Perez Hilton Knows Best: A Conversation With Kids Of 88's Sam McCarthy

03/31/2011 01:29 am ET | Updated May 30, 2011

photo credit: Mike Ragogna

A Conversation with Kids Of 88's Sam McCarthy

Mike Ragogna: Sam, after catching your act at the One Night In Austin party at SXSW, my friend commented to me that Kids Of 88 was like The Rolling Stones meets electronica.

Sam McCarthy: Interesting, I haven't heard that one before, but I'm not going to turn that down.

MR: It was meant in a good way. (laughs) Now, you're from New Zealand, right?

SM: Yup.

MR: Is this the first time your touring the U.S.?

SM: Well, I guess you could say it's the first time we've done a tour. We have been to the States at the end of last year, so it's not the first time we've played or performed or whatever. We played at SXSW, then we went off and played in L.A. and then San Francisco, and now we are playing in New York. I guess it's the first time you could say we've done a run of shows.

MR: So, the title track of your new EP is "Just A Little Bit" that also features "Downtown" and "Sqrl" in addition to remixes of "Just A Little Bit," one by Tony Senghore, and another by Allen Walker. Allen's is titled, "Allen Walker's 1997 remix," implying something about it relates to 1997. What was it, I'm not exactly sure?

SM: I'm not too sure we weren't given a giant explanation to the "1997" part. We were kind of seeing what other people could do with the song and how they could skew and mix it around. Those two were the ones that came back with the more contrasting production ideas. I suppose that's what he is meaning, but I can't remember anything sounding like that in 1997.
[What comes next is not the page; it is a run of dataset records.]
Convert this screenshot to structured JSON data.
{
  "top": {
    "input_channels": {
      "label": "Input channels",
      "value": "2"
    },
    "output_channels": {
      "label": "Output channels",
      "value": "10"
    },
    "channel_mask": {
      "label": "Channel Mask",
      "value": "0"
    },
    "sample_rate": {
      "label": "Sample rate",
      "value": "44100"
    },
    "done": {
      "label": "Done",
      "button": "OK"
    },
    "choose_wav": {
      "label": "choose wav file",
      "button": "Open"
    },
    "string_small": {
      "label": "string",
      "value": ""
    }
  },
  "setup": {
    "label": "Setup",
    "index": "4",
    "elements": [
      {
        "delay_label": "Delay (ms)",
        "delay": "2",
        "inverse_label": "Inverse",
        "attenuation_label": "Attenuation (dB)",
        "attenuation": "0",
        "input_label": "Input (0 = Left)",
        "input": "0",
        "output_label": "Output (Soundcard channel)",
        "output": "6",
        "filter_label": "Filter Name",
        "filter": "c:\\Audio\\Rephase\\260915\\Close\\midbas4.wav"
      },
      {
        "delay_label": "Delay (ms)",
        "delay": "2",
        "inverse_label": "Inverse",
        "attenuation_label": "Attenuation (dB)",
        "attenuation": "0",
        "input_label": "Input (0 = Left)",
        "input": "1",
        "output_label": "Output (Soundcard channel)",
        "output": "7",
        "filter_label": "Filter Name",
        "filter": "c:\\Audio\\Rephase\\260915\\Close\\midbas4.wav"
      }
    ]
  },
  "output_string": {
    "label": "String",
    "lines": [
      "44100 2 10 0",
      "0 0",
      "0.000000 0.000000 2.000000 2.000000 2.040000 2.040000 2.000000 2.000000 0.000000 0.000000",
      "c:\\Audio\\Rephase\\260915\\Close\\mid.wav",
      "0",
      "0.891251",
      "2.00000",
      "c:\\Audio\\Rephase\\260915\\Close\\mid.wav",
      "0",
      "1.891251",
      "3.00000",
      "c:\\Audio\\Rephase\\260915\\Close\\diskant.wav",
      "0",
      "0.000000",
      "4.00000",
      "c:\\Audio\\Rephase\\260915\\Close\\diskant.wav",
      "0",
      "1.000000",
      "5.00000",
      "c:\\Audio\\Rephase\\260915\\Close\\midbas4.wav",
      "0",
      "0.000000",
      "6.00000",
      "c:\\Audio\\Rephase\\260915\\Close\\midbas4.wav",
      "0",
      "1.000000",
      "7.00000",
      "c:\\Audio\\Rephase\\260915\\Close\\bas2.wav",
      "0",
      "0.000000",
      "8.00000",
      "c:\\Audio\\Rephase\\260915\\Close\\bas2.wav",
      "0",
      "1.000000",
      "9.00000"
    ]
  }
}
MR: I guess you'll be touring to support your album.

SM: Yeah, it's going to be released through Sony in May.

MR: Will you be coming back to the States?

SM: I mean, fingers crossed. Every time we've come back to the States, we've always been greeted amazingly warmly. It's bizarre, actually, to be in New Zealand and to be isolated from the rest of the world. It's hard to kind of keep tabs on how your band is doing in all of these different territories. It is really nice to kind of pop over and play a few shows and have them be really successful, for us at least. I think it would be nice to have any excuse to come over and play a few shows.

MR: Great. Now, "Downtown," also featured on the Just A Little Bit EP, apparently was another Top Ten record for Kids in New Zealand.

SM: I don't think "Downtown" was, but "My House" and "Just A Little Bit" were.

MR: Ah, we have to scold those nasty chartkeepers for listing that one.

SM: Oh, goodness gracious. Well, if it's making people believe that we are chart toppers, then hey, let's just go along with it.

MR: Apparently, you're much more successful than you believe.

SM: Maybe (laughs)

MR: (laughs) Anyway, your debut album is titled Sugarpills.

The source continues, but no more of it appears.